Agreed, do not follow emotion. The fact that you recognize morals and right and wrong tells you their is indeed evil in this world and a higher law of good and bad. If their is no god and we are just the result of random chemicals, than there is no morality and when you see an "evil" it is just your random chemicals making you feel this and thus, rape is a just or unjust as giving to those in need. But of course as all mankind is created in the image of god we do recognize good and evil. I would also not want you to be controlled by some religion, but by God alone. A relationship and knowledge of your creator.
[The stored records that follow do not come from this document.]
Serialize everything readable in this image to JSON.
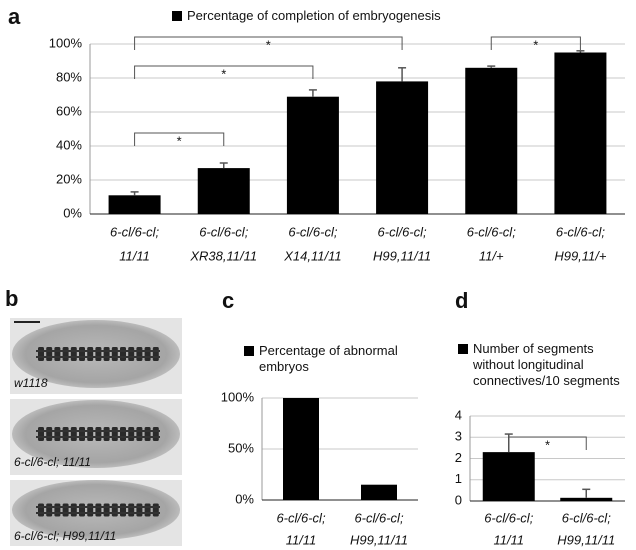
{
  "chart_data": [
    {
      "type": "bar",
      "panel_label": "a",
      "categories": [
        [
          "6-cl/6-cl;",
          "11/11"
        ],
        [
          "6-cl/6-cl;",
          "XR38,11/11"
        ],
        [
          "6-cl/6-cl;",
          "X14,11/11"
        ],
        [
          "6-cl/6-cl;",
          "H99,11/11"
        ],
        [
          "6-cl/6-cl;",
          "11/+"
        ],
        [
          "6-cl/6-cl;",
          "H99,11/+"
        ]
      ],
      "series": [
        {
          "name": "Percentage of completion of embryogenesis",
          "color": "#000000",
          "values": [
            11,
            27,
            69,
            78,
            86,
            95
          ],
          "errors": [
            2,
            3,
            4,
            8,
            1,
            1
          ]
        }
      ],
      "ylim": [
        0,
        100
      ],
      "yticks": [
        {
          "value": 0,
          "label": "0%"
        },
        {
          "value": 20,
          "label": "20%"
        },
        {
          "value": 40,
          "label": "40%"
        },
        {
          "value": 60,
          "label": "60%"
        },
        {
          "value": 80,
          "label": "80%"
        },
        {
          "value": 100,
          "label": "100%"
        }
      ],
      "grid": true,
      "significance": [
        {
          "from": 0,
          "to": 1,
          "label": "*"
        },
        {
          "from": 0,
          "to": 2,
          "label": "*"
        },
        {
          "from": 0,
          "to": 3,
          "label": "*"
        },
        {
          "from": 4,
          "to": 5,
          "label": "*"
        }
      ]
    },
    {
      "type": "bar",
      "panel_label": "c",
      "categories": [
        [
          "6-cl/6-cl;",
          "11/11"
        ],
        [
          "6-cl/6-cl;",
          "H99,11/11"
        ]
      ],
      "series": [
        {
          "name": "Percentage of abnormal embryos",
          "color": "#000000",
          "values": [
            100,
            15
          ]
        }
      ],
      "ylim": [
        0,
        100
      ],
      "yticks": [
        {
          "value": 0,
          "label": "0%"
        },
        {
          "value": 50,
          "label": "50%"
        },
        {
          "value": 100,
          "label": "100%"
        }
      ],
      "grid": true,
      "significance": []
    },
    {
      "type": "bar",
      "panel_label": "d",
      "categories": [
        [
          "6-cl/6-cl;",
          "11/11"
        ],
        [
          "6-cl/6-cl;",
          "H99,11/11"
        ]
      ],
      "series": [
        {
          "name": "Number of segments without longitudinal connectives/10 segments",
          "color": "#000000",
          "values": [
            2.3,
            0.15
          ],
          "errors": [
            0.85,
            0.4
          ]
        }
      ],
      "ylim": [
        0,
        4
      ],
      "yticks": [
        0,
        1,
        2,
        3,
        4
      ],
      "grid": true,
      "significance": [
        {
          "from": 0,
          "to": 1,
          "label": "*"
        }
      ]
    }
  ],
  "images": {
    "panel_label": "b",
    "captions": [
      "w1118",
      "6-cl/6-cl; 11/11",
      "6-cl/6-cl; H99,11/11"
    ]
  }
}
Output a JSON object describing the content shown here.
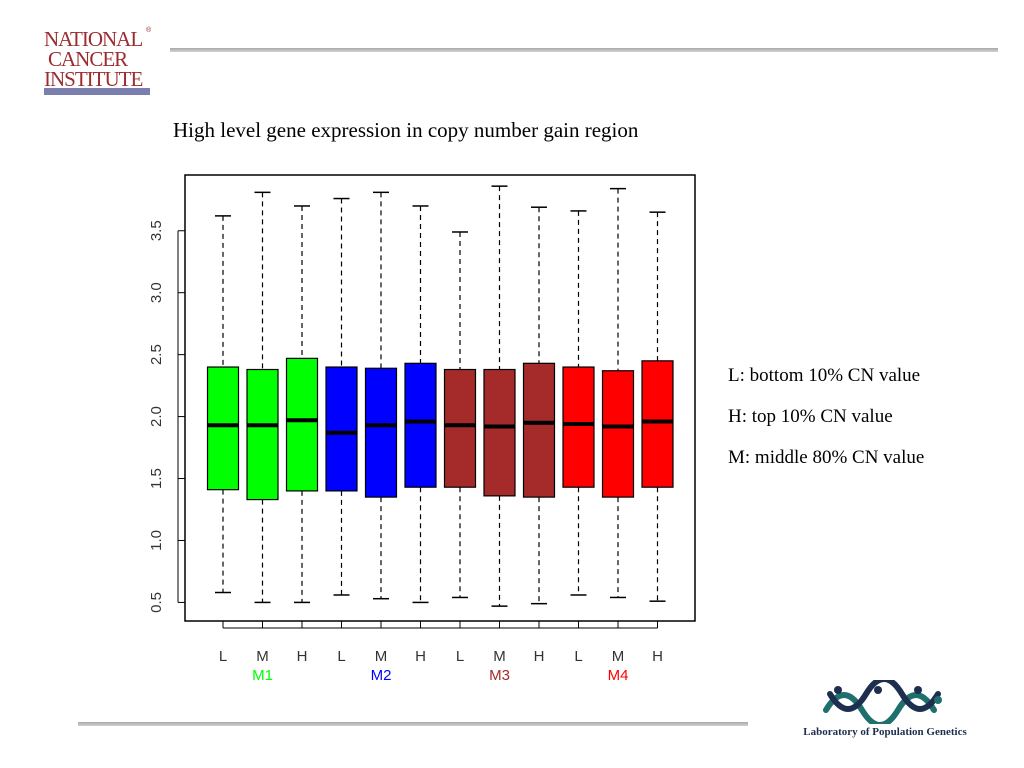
{
  "header": {
    "logo_text": "NATIONAL CANCER INSTITUTE",
    "logo_color": "#9b2c2f",
    "logo_bar_color": "#7b7fb0"
  },
  "slide": {
    "title": "High level gene expression in copy number gain region"
  },
  "legend": [
    "L: bottom 10% CN value",
    "H: top 10% CN value",
    "M: middle 80% CN value"
  ],
  "footer": {
    "lab_name": "Laboratory of Population Genetics",
    "lab_logo_color": "#1f6f6f"
  },
  "chart_data": {
    "type": "boxplot",
    "title": "",
    "xlabel": "",
    "ylabel": "",
    "ylim": [
      0.35,
      3.95
    ],
    "yticks": [
      "0.5",
      "1.0",
      "1.5",
      "2.0",
      "2.5",
      "3.0",
      "3.5"
    ],
    "grid": false,
    "groups": [
      {
        "name": "M1",
        "color": "#00ff00"
      },
      {
        "name": "M2",
        "color": "#0000ff"
      },
      {
        "name": "M3",
        "color": "#a52a2a"
      },
      {
        "name": "M4",
        "color": "#ff0000"
      }
    ],
    "boxes": [
      {
        "label": "L",
        "group": "M1",
        "min": 0.58,
        "q1": 1.41,
        "median": 1.93,
        "q3": 2.4,
        "max": 3.62
      },
      {
        "label": "M",
        "group": "M1",
        "min": 0.5,
        "q1": 1.33,
        "median": 1.93,
        "q3": 2.38,
        "max": 3.81
      },
      {
        "label": "H",
        "group": "M1",
        "min": 0.5,
        "q1": 1.4,
        "median": 1.97,
        "q3": 2.47,
        "max": 3.7
      },
      {
        "label": "L",
        "group": "M2",
        "min": 0.56,
        "q1": 1.4,
        "median": 1.87,
        "q3": 2.4,
        "max": 3.76
      },
      {
        "label": "M",
        "group": "M2",
        "min": 0.53,
        "q1": 1.35,
        "median": 1.93,
        "q3": 2.39,
        "max": 3.81
      },
      {
        "label": "H",
        "group": "M2",
        "min": 0.5,
        "q1": 1.43,
        "median": 1.96,
        "q3": 2.43,
        "max": 3.7
      },
      {
        "label": "L",
        "group": "M3",
        "min": 0.54,
        "q1": 1.43,
        "median": 1.93,
        "q3": 2.38,
        "max": 3.49
      },
      {
        "label": "M",
        "group": "M3",
        "min": 0.47,
        "q1": 1.36,
        "median": 1.92,
        "q3": 2.38,
        "max": 3.86
      },
      {
        "label": "H",
        "group": "M3",
        "min": 0.49,
        "q1": 1.35,
        "median": 1.95,
        "q3": 2.43,
        "max": 3.69
      },
      {
        "label": "L",
        "group": "M4",
        "min": 0.56,
        "q1": 1.43,
        "median": 1.94,
        "q3": 2.4,
        "max": 3.66
      },
      {
        "label": "M",
        "group": "M4",
        "min": 0.54,
        "q1": 1.35,
        "median": 1.92,
        "q3": 2.37,
        "max": 3.84
      },
      {
        "label": "H",
        "group": "M4",
        "min": 0.51,
        "q1": 1.43,
        "median": 1.96,
        "q3": 2.45,
        "max": 3.65
      }
    ]
  }
}
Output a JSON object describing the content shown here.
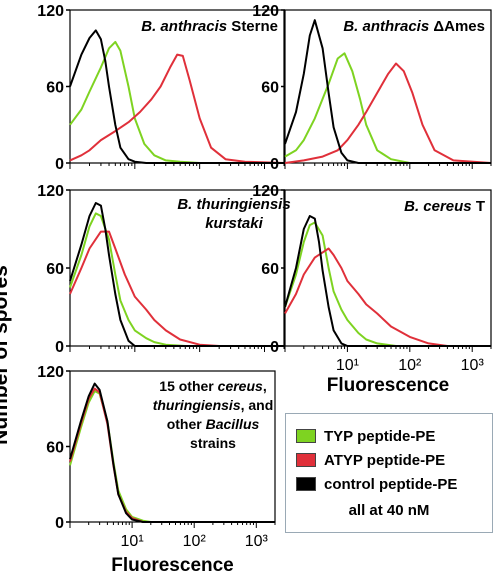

Why is their evil in the world? that is a question I believe only the bible has a logical answer to, see here.

*Why is There Death and Suffering if God is all Loving *
https://forums.totalwar.org/vb/show...here-Death-and-Suffering-if-God-is-all-Loving

What I think your asking is what of those who have never heard of Christ. I suggest this thread.

*What of Those That Have Never Heard of Christianity*
https://forums.totalwar.org/vb/showthread.php?153314-What-About-Those-who-Have-Never-Heard-of-Jesus



What makes me know he is real? those threads are many and coming soon. Pm me.



Gothmog said:


> Greetings Aragorn,
> 
> As Elgee has pointed out, discussions on 'real-life' questions of religion separate from Tolkien are not allowed on this site. However, we have a sister-site dedicated to just such matters "Project Evil".
> 
> ...



Could you link me to the site please?


----------



## Erestor Arcamen (Apr 20, 2018)

I don't believe that Project Evil is a thing anymore.


----------



## 1stvermont (Apr 20, 2018)

I did not realize how old this thread was, yikes.


----------



## Gothmog (Sep 28, 2018)

It is true that Project Evil no longer exists.


----------



## Squint-eyed Southerner (Sep 28, 2018)

But _Dr._ Evil still does -- right?


----------



## Gothmog (Sep 29, 2018)

Yes. LOL


----------



## Elaini (Oct 20, 2018)

He most definitely did. He even turned CS Lewis from Atheism to faith, though to Tolkien's disappointment he became Anglican instead of Catholic.

I still have to wonder about how deep Tolkien's devotion to Catholicism actually was. I only know that Catholicism was special to him because it was his mother's alignment in Christianity, and what his mother did before her death had an enormous impact on what he turned out to be.

But then again he researched many different mythologies willingly and even wove his own based on them, and explained to Lewis how mythologies in general may present glimpses of stories that may have actually happened.


----------



## 1stvermont (Oct 24, 2018)

Elaini said:


> He most definitely did. He even turned CS Lewis from Atheism to faith, though to Tolkien's disappointment he became Anglican instead of Catholic.
> 
> I still have to wonder about how deep Tolkien's devotion to Catholicism actually was. I only know that Catholicism was special to him because it was his mother's alignment in Christianity, and what his mother did before her death had an enormous impact on what he turned out to be.
> 
> But then again he researched many different mythologies willingly and even wove his own based on them, and explained to Lewis how mythologies in general may present glimpses of stories that may have actually happened.




Catholicism was the single most important aspect of his life. 

https://www.amazon.com/dp/0618056998/?tag=r-r-20

https://www.amazon.com/dp/0618057021/?tag=r-r-20


----------



## Glorfindel_ofGondolin (Oct 29, 2018)

Elaini said:


> He most definitely did. He even turned CS Lewis from Atheism to faith, though to Tolkien's disappointment he became Anglican instead of Catholic.
> 
> I still have to wonder about how deep Tolkien's devotion to Catholicism actually was. I only know that Catholicism was special to him because it was his mother's alignment in Christianity, and what his mother did before her death had an enormous impact on what he turned out to be.
> 
> But then again he researched many different mythologies willingly and even wove his own based on them, and explained to Lewis how mythologies in general may present glimpses of stories that may have actually happened.


Which inspired CS Lewis' own series of books, the Chronicles of Narnia, his children targeted fantasy series.


----------